In 2021, shootings with possible ties to criminal gangs have become an all too frequent occurrence in the city. With the election looming on Monday, survivors of the city’s worst episodes of gun violence have made their opinion clear.
“The Liberal Party is the only party that can strengthen our gun laws,” Polytechnique mass shooting survivor Heidi Rathjen said at a press conference on Sep 9.
Her endorsement was echoed by Dawson College shooting survivors who have long fought for stricter gun control in Canada.
“These guns have no place in our communities and no place anywhere in Canada,” Liberal leader Justin Trudeau said of assault rifles at a campaign stop on Sep 5.
The Liberals banned 1,500 models of assault rifles after the 2020 mass shooting in Nova Scotia.

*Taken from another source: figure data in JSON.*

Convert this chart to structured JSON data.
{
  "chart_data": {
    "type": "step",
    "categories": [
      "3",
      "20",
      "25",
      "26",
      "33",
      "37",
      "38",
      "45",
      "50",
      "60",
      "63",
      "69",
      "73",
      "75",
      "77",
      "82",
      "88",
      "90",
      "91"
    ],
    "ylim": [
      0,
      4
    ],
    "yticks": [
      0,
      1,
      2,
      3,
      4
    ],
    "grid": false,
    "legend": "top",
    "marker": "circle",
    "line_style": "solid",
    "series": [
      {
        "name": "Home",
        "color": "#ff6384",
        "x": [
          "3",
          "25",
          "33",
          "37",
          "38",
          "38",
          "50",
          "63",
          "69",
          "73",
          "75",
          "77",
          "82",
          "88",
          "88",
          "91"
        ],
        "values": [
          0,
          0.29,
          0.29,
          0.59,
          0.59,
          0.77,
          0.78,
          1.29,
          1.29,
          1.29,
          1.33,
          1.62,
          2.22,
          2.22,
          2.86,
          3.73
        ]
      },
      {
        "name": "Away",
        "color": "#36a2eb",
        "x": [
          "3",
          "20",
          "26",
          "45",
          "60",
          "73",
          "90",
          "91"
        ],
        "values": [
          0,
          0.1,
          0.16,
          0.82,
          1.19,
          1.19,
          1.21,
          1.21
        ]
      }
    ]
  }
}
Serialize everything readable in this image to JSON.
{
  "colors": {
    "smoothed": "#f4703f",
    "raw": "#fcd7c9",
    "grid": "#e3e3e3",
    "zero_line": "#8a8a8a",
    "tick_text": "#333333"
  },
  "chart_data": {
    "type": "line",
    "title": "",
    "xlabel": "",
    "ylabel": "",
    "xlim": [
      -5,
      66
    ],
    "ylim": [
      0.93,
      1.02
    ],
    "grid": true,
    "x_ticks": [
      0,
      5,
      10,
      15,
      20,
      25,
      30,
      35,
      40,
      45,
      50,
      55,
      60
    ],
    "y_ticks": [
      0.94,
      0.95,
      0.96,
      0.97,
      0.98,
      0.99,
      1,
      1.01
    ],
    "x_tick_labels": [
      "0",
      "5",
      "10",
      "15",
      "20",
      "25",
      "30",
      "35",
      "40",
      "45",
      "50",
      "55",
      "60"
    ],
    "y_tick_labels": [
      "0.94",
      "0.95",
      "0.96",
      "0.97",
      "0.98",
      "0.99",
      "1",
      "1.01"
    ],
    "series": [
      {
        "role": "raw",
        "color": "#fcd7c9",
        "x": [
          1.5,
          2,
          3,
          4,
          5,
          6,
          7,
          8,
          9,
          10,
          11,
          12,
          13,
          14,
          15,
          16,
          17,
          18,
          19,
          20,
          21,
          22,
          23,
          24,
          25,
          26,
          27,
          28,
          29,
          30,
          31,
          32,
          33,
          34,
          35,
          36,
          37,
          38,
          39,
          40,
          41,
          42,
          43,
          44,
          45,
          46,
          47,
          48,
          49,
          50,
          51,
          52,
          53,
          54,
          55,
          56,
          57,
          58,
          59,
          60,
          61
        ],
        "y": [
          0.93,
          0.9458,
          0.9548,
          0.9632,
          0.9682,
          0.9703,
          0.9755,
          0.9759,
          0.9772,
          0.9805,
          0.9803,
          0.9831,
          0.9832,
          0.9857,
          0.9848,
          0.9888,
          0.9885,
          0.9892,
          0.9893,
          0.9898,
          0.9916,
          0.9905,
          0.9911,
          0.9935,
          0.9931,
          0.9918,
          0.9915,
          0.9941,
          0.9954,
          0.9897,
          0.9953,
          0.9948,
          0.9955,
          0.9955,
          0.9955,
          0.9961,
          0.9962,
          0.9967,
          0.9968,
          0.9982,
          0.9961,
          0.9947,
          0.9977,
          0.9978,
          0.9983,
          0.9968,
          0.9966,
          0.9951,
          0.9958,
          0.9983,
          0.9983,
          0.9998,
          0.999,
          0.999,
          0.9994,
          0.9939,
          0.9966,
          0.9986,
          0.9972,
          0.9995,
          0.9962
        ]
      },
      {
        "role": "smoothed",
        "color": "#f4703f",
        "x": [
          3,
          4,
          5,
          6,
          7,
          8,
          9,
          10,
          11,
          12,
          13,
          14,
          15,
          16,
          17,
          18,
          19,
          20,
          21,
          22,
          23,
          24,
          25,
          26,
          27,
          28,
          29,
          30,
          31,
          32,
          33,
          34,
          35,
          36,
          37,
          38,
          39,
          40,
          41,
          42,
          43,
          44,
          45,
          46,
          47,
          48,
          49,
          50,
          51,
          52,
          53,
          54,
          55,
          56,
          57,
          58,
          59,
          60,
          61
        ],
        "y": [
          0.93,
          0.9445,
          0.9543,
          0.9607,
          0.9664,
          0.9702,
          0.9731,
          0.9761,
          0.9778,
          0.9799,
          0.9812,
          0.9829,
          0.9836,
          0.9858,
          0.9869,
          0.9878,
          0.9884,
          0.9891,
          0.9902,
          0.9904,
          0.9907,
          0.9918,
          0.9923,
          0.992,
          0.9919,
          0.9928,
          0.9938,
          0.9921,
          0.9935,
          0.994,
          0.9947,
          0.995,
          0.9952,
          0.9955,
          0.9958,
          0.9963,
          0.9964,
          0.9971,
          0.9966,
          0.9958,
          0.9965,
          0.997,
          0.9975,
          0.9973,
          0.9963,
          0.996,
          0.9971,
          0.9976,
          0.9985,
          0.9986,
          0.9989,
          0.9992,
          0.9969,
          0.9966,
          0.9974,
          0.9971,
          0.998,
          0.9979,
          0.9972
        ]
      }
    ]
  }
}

Their gun control platform includes implementing a mandatory program to buy those guns back from owners, giving $1 billion to provinces and territories to help them ban handguns, preventing those with a history of spousal abuse from getting a gun license and increasing resources at the border to prevent smuggling.
“What we put in the platform, I think, is the strongest measures of any federal party on gun control,” Outremont Liberal candidate Rachel Bendayan said in an interview with Global News.
The NDP told Global News about how it had supported the Liberal gun control agenda in the most recent mandate but explained it will go further by addressing the underlying causes of gun violence.
“The root causes of violence come from the community itself, poverty, racial discrimination, huge gaps in education and mental health care services, lack of adequate, affordable housing,” said NDP Outremont candidate Eve Peclet.
The Bloc Quebecois did not respond to an interview request from Global News, but party leader Yves-François Blanchet has touted the need for strong gun control policies to quell the recent violence in Montreal.
Polytechnique and Dawson survivors have praised the Bloc for their strong gun control policies. The party agrees with buying back assault rifles, wants to see harsher penalties for illegal gun possession, but promises to respect people who use firearms responsibly for sport.
To those against harsher gun control laws in Canada, the choice is also clear.
“As a voter, I would vote Conservative, because they have a chance of winning and at least I’m confident that I’ll be treated fairly,” said Rod Giltaca, CEO of the Canadian Coalition for Firearm Rights.
In addition to his position at the pro-gun lobby group, Giltaca is a sport shooter and instructor with the RCMP.
He says stricter controls just penalize responsible gun users.
“It’s very, very rare in the first place that any licensed individual is involved in any criminal activity whatsoever,” he said in an interview, saying that the vast majority of gang crime is done with illegally obtained guns.
The Conservatives recently said they would maintain the Liberal assault weapon ban, a reversal of their previous policy.
The Tories have also promised to re-evaluate which guns are considered assault weapons.
“There is no reason to start an entire simplification process unless you want to legalize any of those guns on that list,” Bendayan, of the Liberals, said.
The Conservatives did not respond to an interview request for this story.
Advocates on all sides hope voters carry their message to the polls on Monday.